A manhã passava e ele regressava a casa.No caminho concentrava-se no trânsito, essas corridas famintas que os homens faziam entre si e que eram muitas vezes perigosas e mortais.Fatais.

Diziam-lhe:

- Passas a vida a andar de carro.Vai para um ginásio, corre que nem um celerado ou nada como se fosses um fugitivo que anseia por chegar à outra margem.Esforça-te.Faz de conta que vais tirar o pai da fôrca.Estafa-te.Já te inscreveste?

Alterar hábitos.Inverter a marcha inexorável do tempo.Mudar de linha.

Almoçou com a mulher num restaurante agradável perto de casa.

- Dr, aceita um pouco mais de vinho?

-Sim, se faz favor.

A cena burguesa.

A sala estava cheia.Os clientes conversavam enquanto degustavam.De súbito, parecia uma grande capoeira em que as galinhas não páram de cacarejar enquanto debicam com voracidade os grãos de milho.

-Em que é que estás a pensar?

-Eu?Em nada.Literalmente.Mergulhei no vazio.

-Ah!Que engraçadinho!

E mais tarde dormia a sesta, com pesadelos, virava-se na cama, a boca amargava-lhe e Lucifer o gato trepou-lhe para o peito e miou com um som agudo mesmo em cima dele.Ele acordou assustado.

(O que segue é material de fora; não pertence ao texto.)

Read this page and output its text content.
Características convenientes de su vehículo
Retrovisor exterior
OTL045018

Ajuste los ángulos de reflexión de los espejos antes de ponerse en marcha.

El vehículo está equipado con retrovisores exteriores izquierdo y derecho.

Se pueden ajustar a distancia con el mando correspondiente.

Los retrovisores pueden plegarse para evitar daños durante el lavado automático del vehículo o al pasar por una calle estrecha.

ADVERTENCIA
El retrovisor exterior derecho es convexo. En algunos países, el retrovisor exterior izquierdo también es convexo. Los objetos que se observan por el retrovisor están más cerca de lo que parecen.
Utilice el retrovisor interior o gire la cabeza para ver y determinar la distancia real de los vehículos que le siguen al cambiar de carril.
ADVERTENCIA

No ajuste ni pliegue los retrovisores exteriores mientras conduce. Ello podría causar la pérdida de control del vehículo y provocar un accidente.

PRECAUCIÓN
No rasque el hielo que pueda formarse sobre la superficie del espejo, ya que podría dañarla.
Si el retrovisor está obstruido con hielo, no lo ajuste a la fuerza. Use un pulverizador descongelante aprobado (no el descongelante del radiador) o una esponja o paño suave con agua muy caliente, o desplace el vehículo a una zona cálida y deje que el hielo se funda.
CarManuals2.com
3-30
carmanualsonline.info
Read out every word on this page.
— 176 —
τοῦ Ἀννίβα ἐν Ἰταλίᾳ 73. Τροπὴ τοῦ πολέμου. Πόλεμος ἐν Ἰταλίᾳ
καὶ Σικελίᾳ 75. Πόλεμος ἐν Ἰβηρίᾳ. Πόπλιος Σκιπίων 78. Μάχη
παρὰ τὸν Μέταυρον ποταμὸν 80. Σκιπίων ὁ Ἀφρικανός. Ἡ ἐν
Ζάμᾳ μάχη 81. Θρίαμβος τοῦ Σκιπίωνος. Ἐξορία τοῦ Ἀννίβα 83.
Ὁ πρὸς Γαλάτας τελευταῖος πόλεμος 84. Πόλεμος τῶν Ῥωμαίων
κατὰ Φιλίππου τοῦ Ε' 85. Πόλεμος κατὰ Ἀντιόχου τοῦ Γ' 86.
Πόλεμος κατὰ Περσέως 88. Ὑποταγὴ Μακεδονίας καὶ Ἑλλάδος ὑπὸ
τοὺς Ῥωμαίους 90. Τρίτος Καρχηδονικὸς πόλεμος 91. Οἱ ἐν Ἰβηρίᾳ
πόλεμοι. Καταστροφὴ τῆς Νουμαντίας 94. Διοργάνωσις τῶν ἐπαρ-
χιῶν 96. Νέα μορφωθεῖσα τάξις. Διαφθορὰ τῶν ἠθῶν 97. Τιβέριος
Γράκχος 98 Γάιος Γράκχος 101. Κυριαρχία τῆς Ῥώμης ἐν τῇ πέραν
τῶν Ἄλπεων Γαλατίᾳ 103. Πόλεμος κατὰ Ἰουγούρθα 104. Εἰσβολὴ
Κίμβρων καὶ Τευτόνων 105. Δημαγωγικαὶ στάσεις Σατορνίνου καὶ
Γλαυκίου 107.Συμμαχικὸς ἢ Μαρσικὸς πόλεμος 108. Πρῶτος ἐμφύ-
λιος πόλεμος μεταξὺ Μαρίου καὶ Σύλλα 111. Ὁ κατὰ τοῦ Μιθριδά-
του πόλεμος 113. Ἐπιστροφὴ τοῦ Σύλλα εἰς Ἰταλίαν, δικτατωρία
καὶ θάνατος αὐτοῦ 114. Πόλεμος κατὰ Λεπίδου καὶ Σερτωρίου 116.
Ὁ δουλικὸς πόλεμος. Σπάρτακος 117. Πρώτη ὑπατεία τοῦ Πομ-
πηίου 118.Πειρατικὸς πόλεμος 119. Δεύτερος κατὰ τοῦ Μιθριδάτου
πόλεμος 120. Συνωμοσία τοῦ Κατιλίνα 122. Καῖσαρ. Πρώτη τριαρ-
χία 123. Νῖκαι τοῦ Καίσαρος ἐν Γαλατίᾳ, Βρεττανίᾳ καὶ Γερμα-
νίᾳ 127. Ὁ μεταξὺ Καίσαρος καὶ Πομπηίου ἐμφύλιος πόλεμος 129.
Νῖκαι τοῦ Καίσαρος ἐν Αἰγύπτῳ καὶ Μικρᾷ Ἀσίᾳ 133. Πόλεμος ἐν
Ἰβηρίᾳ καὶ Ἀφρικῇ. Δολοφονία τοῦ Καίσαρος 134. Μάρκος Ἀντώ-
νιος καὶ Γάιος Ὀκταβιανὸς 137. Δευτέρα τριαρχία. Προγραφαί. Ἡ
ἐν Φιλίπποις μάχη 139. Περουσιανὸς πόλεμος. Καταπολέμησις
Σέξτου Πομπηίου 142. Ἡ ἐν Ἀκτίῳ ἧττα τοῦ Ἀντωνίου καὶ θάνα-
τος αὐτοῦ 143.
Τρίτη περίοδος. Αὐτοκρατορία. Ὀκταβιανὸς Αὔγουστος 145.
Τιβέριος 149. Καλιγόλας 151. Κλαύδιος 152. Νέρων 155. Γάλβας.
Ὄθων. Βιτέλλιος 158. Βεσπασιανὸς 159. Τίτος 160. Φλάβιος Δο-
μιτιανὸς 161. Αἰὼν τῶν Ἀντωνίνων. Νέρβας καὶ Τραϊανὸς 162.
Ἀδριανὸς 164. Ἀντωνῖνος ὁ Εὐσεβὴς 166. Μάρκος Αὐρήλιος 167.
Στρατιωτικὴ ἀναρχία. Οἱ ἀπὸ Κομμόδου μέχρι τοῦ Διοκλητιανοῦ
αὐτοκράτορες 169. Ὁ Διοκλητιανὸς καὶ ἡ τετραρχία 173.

- Não consigo dormir mais.Vou buscar um cálice.Emborcar um dedo de whisky.

Pensou que apesar da retoma e da recuperação tão alardeada pelo Poder, não se podia atravessar uma rua sem se ser abordado por alguém em dificuldades.A pedir dinheiro, cigarros, qualquer coisa.Triste sinal dos tempos.

Mas no bairro o ambiente era quase cosmopolita, uma manta de retalhos,como num célebre melting pot…chineses, albaneses, africanos, franceses, ingleses, espanhois, italianos, de leste e de oeste, de África e da América.Torre de Babel.Ele descortinava tropas invasoras, soldados, as cruzadas, armas , uma hecatombe,os despojos e o saque.Os refugiados em debandada eram reais.As imagens passavam na televisão, antes dos anúncios de publicidade.pelo menos isso era verdade.

Maria José, uma antiga colega de empresa telefonou a dizer mal de tudo e de todos genericamente.Rol de Incompetentes, ladrões e libertinos.Ele ouve-a mas não a escuta, quase perdido num horizonte de conversas cruzadas.Manteve uma presença apagada apenas com monossílabos.Mmmm…mmmmm….huummm…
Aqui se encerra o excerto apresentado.